Create a signal consisting of two cosines and compute the output of the system.

om2 = 0.6*pi;

x = cos(om1 * n) + 0.5 * cos(om2 * n);

y = filter(b, a, x);     % output of filter

figure(1)
subplot(2, 1, 1)
plot(n, x)
title('Input signal')

subplot(2, 1, 2)
plot(n, y)
title('Output signal')

Evaluate H(om2)

H(om1) is found already above.

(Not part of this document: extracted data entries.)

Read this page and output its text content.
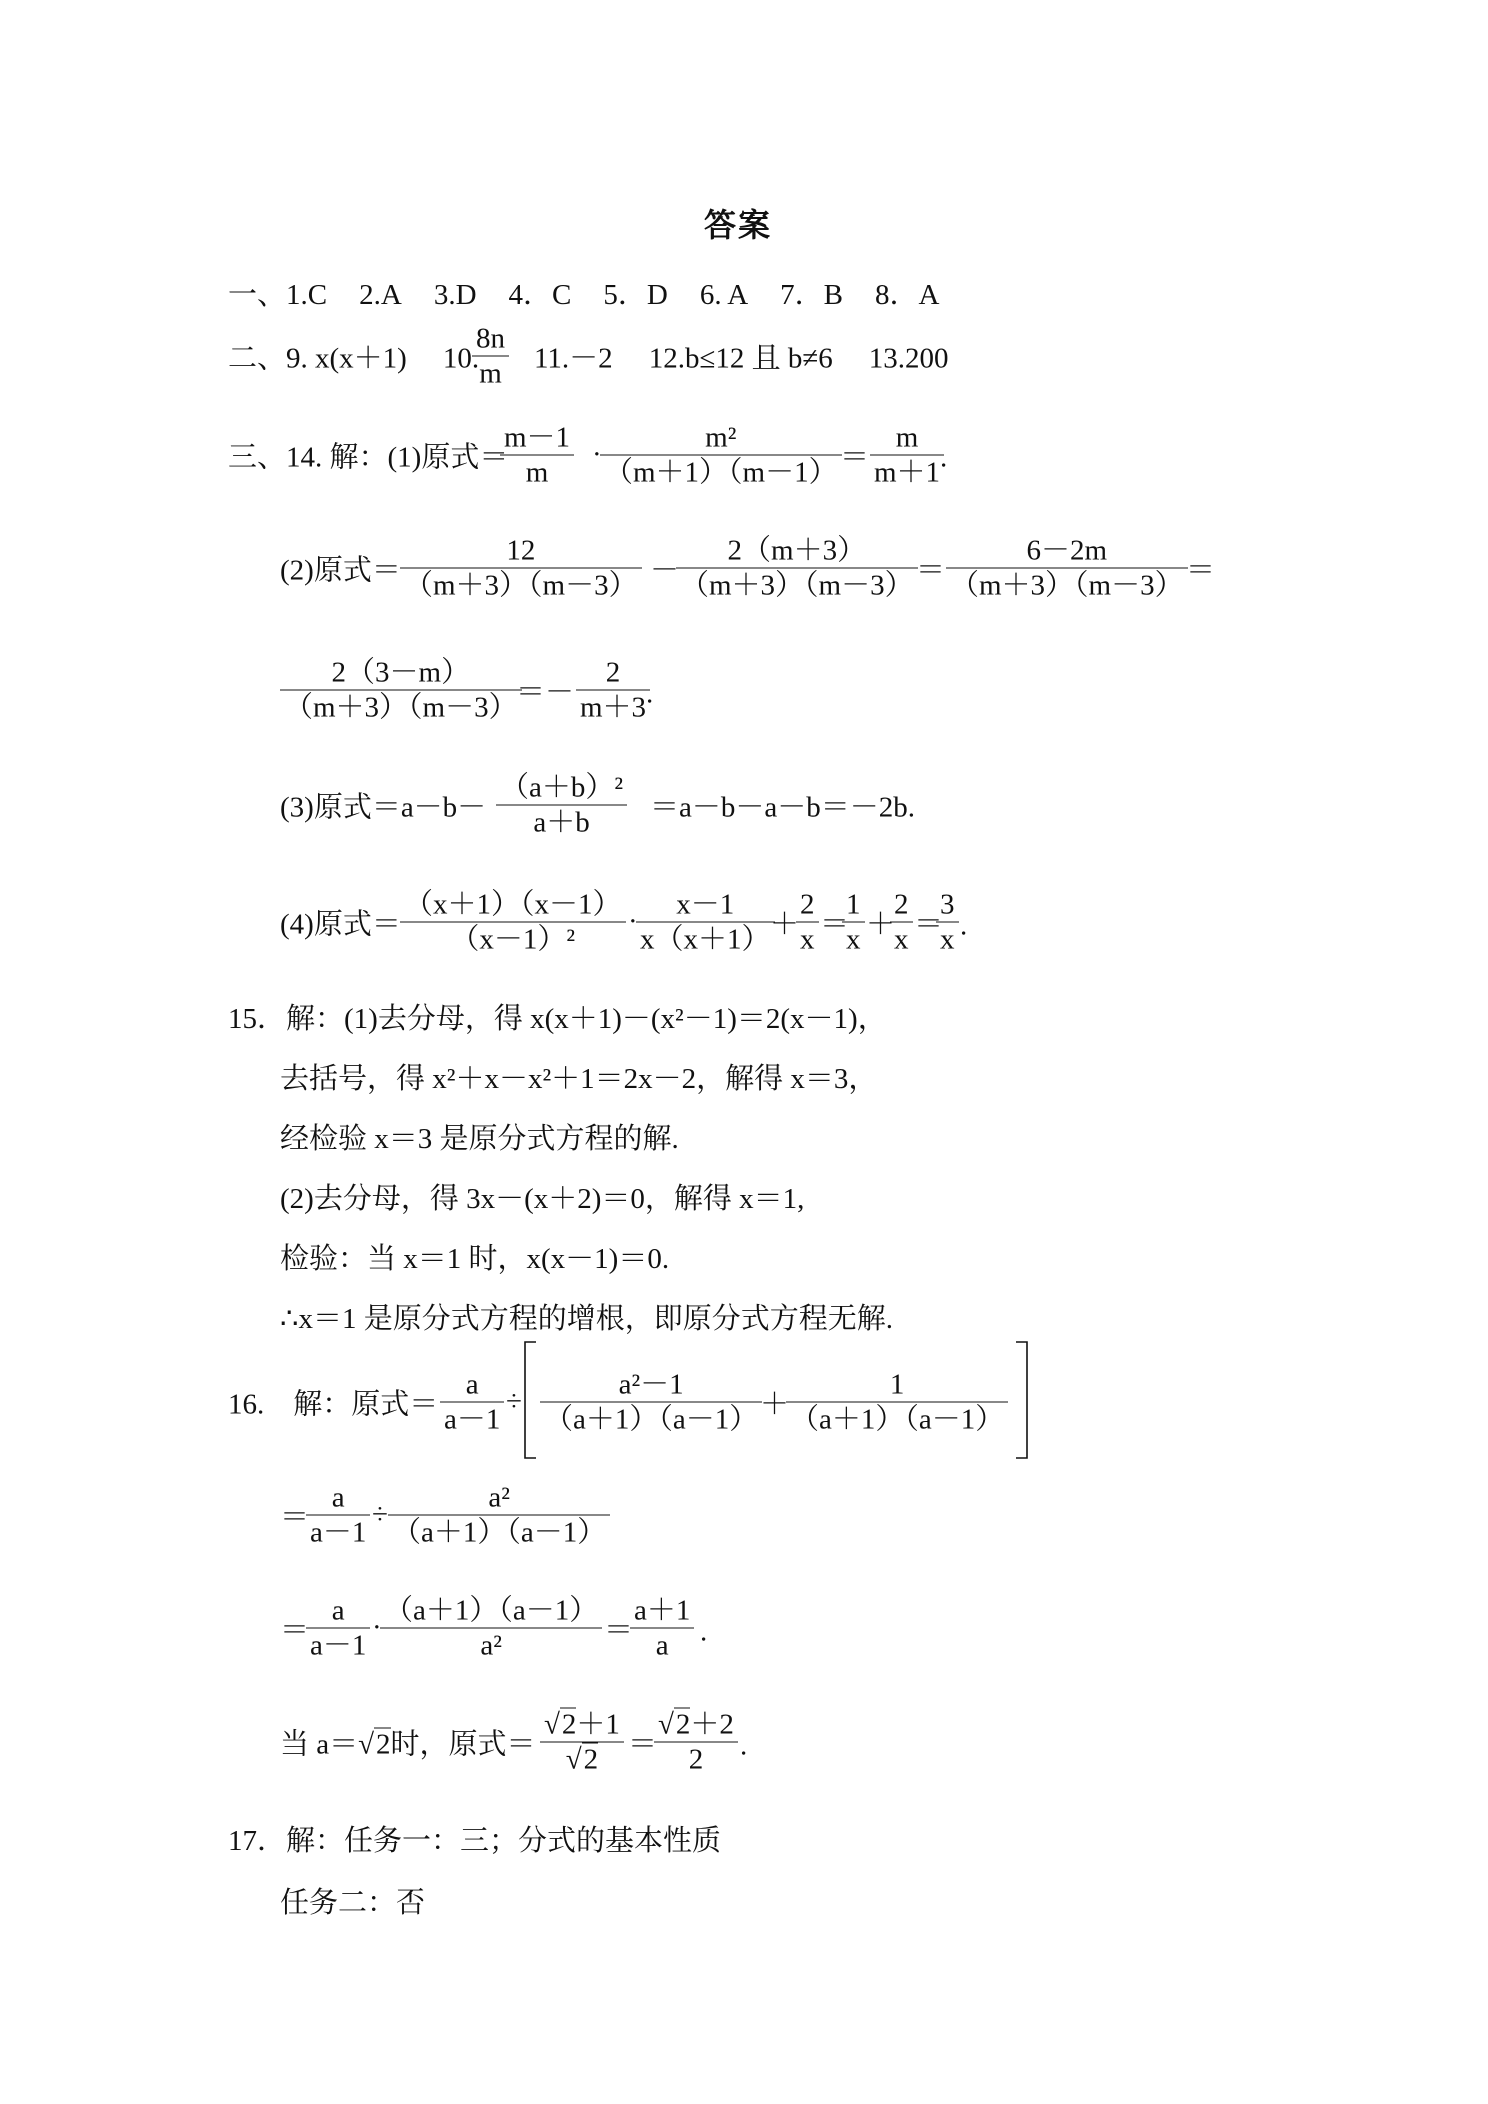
答案
一、1.C 2.A 3.D 4．C 5．D 6. A 7．B 8．A
二、9. x(x＋1) 10.
8n
m 11.－2 12.b≤12 且 b≠6 13.200
三、14. 解：(1)原式＝
m－1
m
·
m²
（m＋1）（m－1） ＝
m
m＋1 .
(2)原式＝
12
（m＋3）（m－3） －
2（m＋3）
（m＋3）（m－3） ＝
6－2m
（m＋3）（m－3） ＝
2（3－m）
（m＋3）（m－3）
＝－
2
m＋3 .
(3)原式＝a－b－
（a＋b）²
a＋b ＝a－b－a－b＝－2b.
(4)原式＝
（x＋1）（x－1）
（x－1）²
·
x－1
x（x＋1） ＋
2
x ＝
1
x ＋
2
x ＝
3
x .
15．解：(1)去分母，得 x(x＋1)－(x²－1)＝2(x－1)，
去括号，得 x²＋x－x²＋1＝2x－2，解得 x＝3，
经检验 x＝3 是原分式方程的解.
(2)去分母，得 3x－(x＋2)＝0，解得 x＝1,
检验：当 x＝1 时，x(x－1)＝0.
∴x＝1 是原分式方程的增根，即原分式方程无解.
16.　解：原式＝
a
a－1
÷
a²－1
（a＋1）（a－1） ＋
1
（a＋1）（a－1）
＝
a
a－1
÷
a²
（a＋1）（a－1）
＝
a
a－1
·
（a＋1）（a－1）
a²	＝
a＋1
a .
当 a＝√2时，原式＝
√2＋1
√2 ＝
√2＋2
2 .
17．解：任务一：三；分式的基本性质
任务二：否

Now find H(om2)

z2 = exp(1j * om2);
Hom2 = (0.2*z2 + 0.3)/(z2 - 0.8);   % Value of frequency response at om2

Compare H(om1) and H(om2)

abs(Hom1)
% Note: |H(om1)| > 1 so the first cosine is _amplified_ by the system.

ans =

    1.5391

abs(Hom2)
% Note: |H(om2)| < 1 so the second cosine is _attenuated_ by the system.

ans =

    0.2086

Predict the output using the frequency response formula

p = abs(Hom1) * cos(om1 * n + angle(Hom1)) + 0.5 * abs(Hom2) * cos(om2 * n + angle(Hom2));

figure(1)
clf
subplot(2,1,1)
plot(n, p, n, y, '--')
legend('True output', 'Predicted output')

% The predicted output is valid in the steady state.

The transient?

Q: How long does it take for the system to reach steady state?

A: As long as it takes for the impulse response to diminish. Which depends on how close the pole is to the unit circle. The closer the pole is to the unit circle, the longer it takes for the impulse response to decay to zero.